Whenever someone tries to send ME an MMS message, it says it's "downloading..." for a long time but never does anything, never receives the message. It's really starting to get aggravating.


----------



## daventodd

If you don't have your data on prior to getting the message sent and even after you get the message, you won't receive it. I had the same problem until I enabled data LONG before I even accepted the message. I still have problems accepting MMS messages but that ******* solution seems to work for me.


----------



## dwitherell

Huh - I have yet to hear my wife complain of such things and she's an avid texter. She always has data on (even though she's most often on wifi) though, so maybe that is the culprit?


----------



## acejavelin

dwitherell said:


> Huh - I have yet to hear my wife complain of such things and she's an avid texter. She always has data on (even though she's most often on wifi) though, so maybe that is the culprit?

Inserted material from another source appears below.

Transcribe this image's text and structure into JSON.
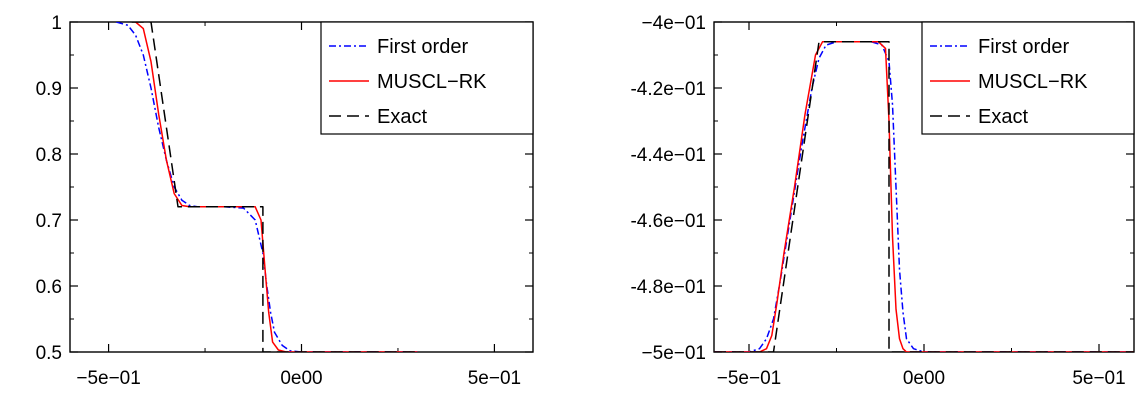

MMS messages require a mobile data connection (4G/3G and sometimes 1xRTT) and will not work over WiFi, which can cause the issue you are seeing. If you wish to send or receive MMS messages you should connect to mobile data first otherwise the issue you describe can happen. The phone generally doesn't queue it up for the next time you are connected to mobile data, just just tries once then waits for you to manually resend or request a download of it again.

Some more "well behaved" phones handle this better and will automatically enable mobile data just for the message even if connected to WiFI, the Strat doesn't appear to do this at all. Also, if you use JuiceDefender (or other battery saver app) this can cause problems sending and receiving MMS messages at times too as they can turn off the mobile data service to save battery power.

Regular texting (SMS messages) are not affected by this, they use the same "network" as voice calls, which is always active. Are you saying she has mobile data AND WiFi connected simultaneously all the time?


----------



## dwitherell

acejavelin said:


> Regular texting (SMS messages) are not affected by this, they use the same "network" as voice calls, which is always active. Are you saying she has mobile data AND WiFi connected simultaneously all the time?


I should rephrase - she is an avid sender-of-pics-via-mms-er. As far as her connections are concerned - she always has both mobile data and wifi "on", so when at home it automatically hops on to the wifi and when leaving mobile data takes over. She has reported no issues with the sending or receiving of any pic/video (mms) messages.


----------



## acejavelin

So by "on" do you mean both WiFi and 3G/4G show they are actually connected simultaneously in the notification bar, not just enabled in the power widget or settings? Is her phone also a Stratosphere? I know my son's Droid Bionic always shows 3G/4G connected even when on WIFi, my Stratosphere does not but I just tested it and it does automatically enable mobile data and send and receive the MMS message as needed from the stock messaging app when connected to WiFi. My HTC Inc2 would do this as well, until I started using JuiceDefender, then it had to be manually enabled to do MMS messages well connected to WiFI, haven't tried JuiceDefender on my Stratosphere yet.

Does this happen to you all the time, or was this just a one time fluke? Is it possible that when you tried to send the message 3G/4G was unavailable for some reason (in a basement or other poor signal area) and the phone couldn't sent it, the message will sit there showing "pending" until you manually try to send it again.


----------



## dwitherell

acejavelin said:


> So by "on" do you mean both WiFi and 3G/4G show they are actually connected simultaneously in the notification bar, not just enabled in the power widget or settings?...


I don't want to stray too far from the OP on this, but in the sense of describing a scenario that has led to no issues w/ mms sending/receiving... yes they are both on as far as Settings/power widgets are concerned - and I would argue that the hiding of an icon on the notification bar does not necessarily mean that something is "off".


----------



## acejavelin

True... I am not trying to stray off the point, sorry if it appears that way. I am going down the road that possibly when an MMS message needs to be sent or received, mobile data is not automatically connecting for some reason.

Basically what I am getting at is if the OP tries to send or receive an MMS message well connected to WiFi, does the mobile data network connect appropriately? If it does (or appears to as the 3G/4G icon appears), then they should try to send/receive an MMS message well WiFi is disabled and connected to the mobile data network, then if that fails further investigation needs to be done. This could even be a VZW issue.


----------